On their arrival at Algiers, they were given rags swarming with vermin to wear, fed coarse camel meat and sour milk, and spent time in dark rat-infested dungeons "where the slaves sleep four tier deep." Resistance of any kind was punished severely by a practice known as bastinado , which consisted of savage beatings on the soles of the feet and posterior. Cathcart suffered such torture on several occasions.
James Cathcart would remain a prisoner for ten long years. He and many other Americans who were similarly captured and enslaved would endure hardships that are difficult to comprehend. Yet, America was helpless to respond because the Navy had been disbanded at the end of the Revolution and, for a time, the new nation's merchant mariners would remain at the mercy of these merciless brigands. It was a particularly bitter pill to swallow for a people who had recently earned their freedom in a long and arduous war.
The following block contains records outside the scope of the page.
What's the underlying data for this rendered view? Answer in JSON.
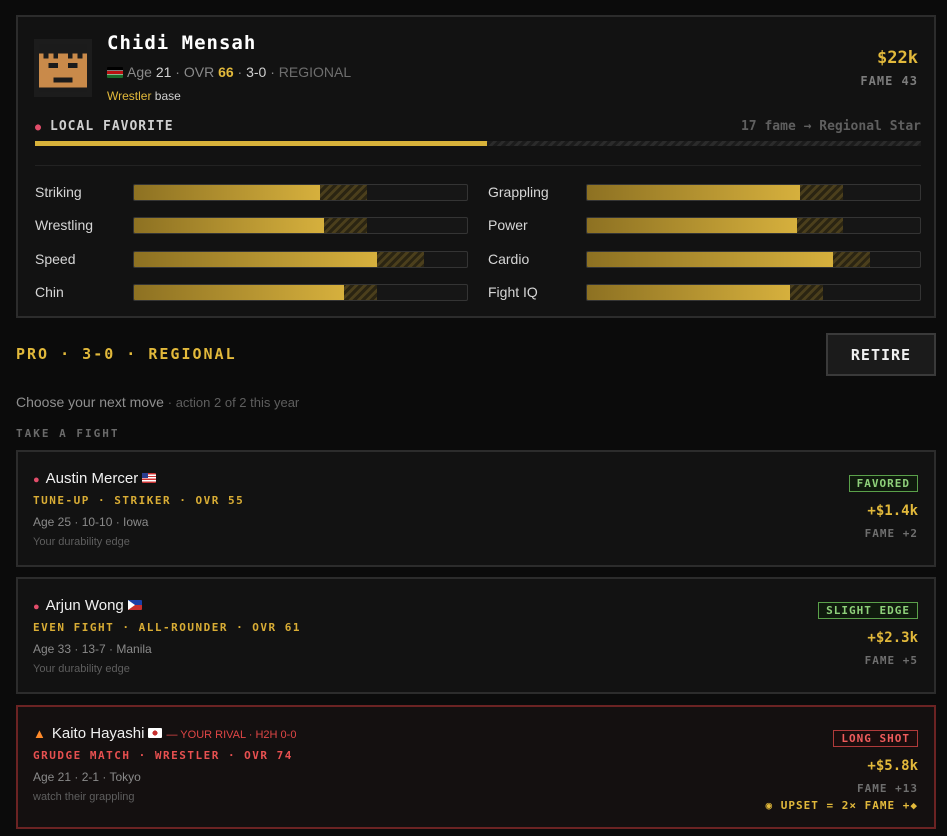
{
  "fighter": {
    "name": "Chidi Mensah",
    "age_label": "Age",
    "age": "21",
    "ovr_label": "OVR",
    "ovr": "66",
    "record": "3-0",
    "tier": "REGIONAL",
    "archetype": "Wrestler",
    "archetype_suffix": "base",
    "purse": "$22k",
    "fame": "FAME 43",
    "nationality_icon": "kenya-flag-icon"
  },
  "status": {
    "label": "LOCAL FAVORITE",
    "next": "17 fame → Regional Star",
    "progress": 0.51
  },
  "stats": [
    {
      "label": "Striking",
      "value": 0.56,
      "potential": 0.7
    },
    {
      "label": "Grappling",
      "value": 0.64,
      "potential": 0.77
    },
    {
      "label": "Wrestling",
      "value": 0.57,
      "potential": 0.7
    },
    {
      "label": "Power",
      "value": 0.63,
      "potential": 0.77
    },
    {
      "label": "Speed",
      "value": 0.73,
      "potential": 0.87
    },
    {
      "label": "Cardio",
      "value": 0.74,
      "potential": 0.85
    },
    {
      "label": "Chin",
      "value": 0.63,
      "potential": 0.73
    },
    {
      "label": "Fight IQ",
      "value": 0.61,
      "potential": 0.71
    }
  ],
  "career": {
    "heading": "PRO · 3-0 · REGIONAL",
    "retire_label": "RETIRE",
    "prompt": "Choose your next move",
    "prompt_sub": "· action 2 of 2 this year",
    "section": "TAKE A FIGHT"
  },
  "fights": [
    {
      "name": "Austin Mercer",
      "flag": "us-flag-icon",
      "icon": "boxing-glove-icon",
      "tags": "TUNE-UP · STRIKER · OVR 55",
      "sub": "Age 25 · 10-10 · Iowa",
      "note": "Your durability edge",
      "badge": "FAVORED",
      "purse": "+$1.4k",
      "fame": "FAME +2"
    },
    {
      "name": "Arjun Wong",
      "flag": "philippines-flag-icon",
      "icon": "boxing-glove-icon",
      "tags": "EVEN FIGHT · ALL-ROUNDER · OVR 61",
      "sub": "Age 33 · 13-7 · Manila",
      "note": "Your durability edge",
      "badge": "SLIGHT EDGE",
      "purse": "+$2.3k",
      "fame": "FAME +5"
    },
    {
      "name": "Kaito Hayashi",
      "flag": "japan-flag-icon",
      "icon": "fire-icon",
      "rival_tag": "— YOUR RIVAL · H2H 0-0",
      "tags": "GRUDGE MATCH · WRESTLER · OVR 74",
      "sub": "Age 21 · 2-1 · Tokyo",
      "note": "watch their grappling",
      "badge": "LONG SHOT",
      "purse": "+$5.8k",
      "fame": "FAME +13",
      "upset": "UPSET = 2× FAME +",
      "upset_icon": "scream-emoji-icon",
      "upset_trail_icon": "flex-emoji-icon"
    }
  ],
  "colors": {
    "accent": "#e2b93b",
    "rival": "#e85050",
    "favored": "#8ed07a",
    "long_shot": "#ef5c5c"
  }
}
Eventually, Cathcart would be released but would return as a diplomatic representative to Tripoli, playing a key role in an unfolding drama of retribution as the resurrected U.S. Navy earned its sea legs off the Barbary Coast. With a cast of characters that included the likes of Stephen Decatur, Edward Preble, and Presley O'Bannon, it is a story peppered with incredible feats of daring and disheartening setbacks, a time for the establishment of core values and for hard lessons learned. But by the final curtain, Barbary piracy was ended and the United States Navy firmly established, never again to be abandoned.
Much as Cathcart had risen from slave to diplomat, the new nation had faced great trials and emerged as a player on the world stage—with a Navy that would ensure that it would continue to play a leading role.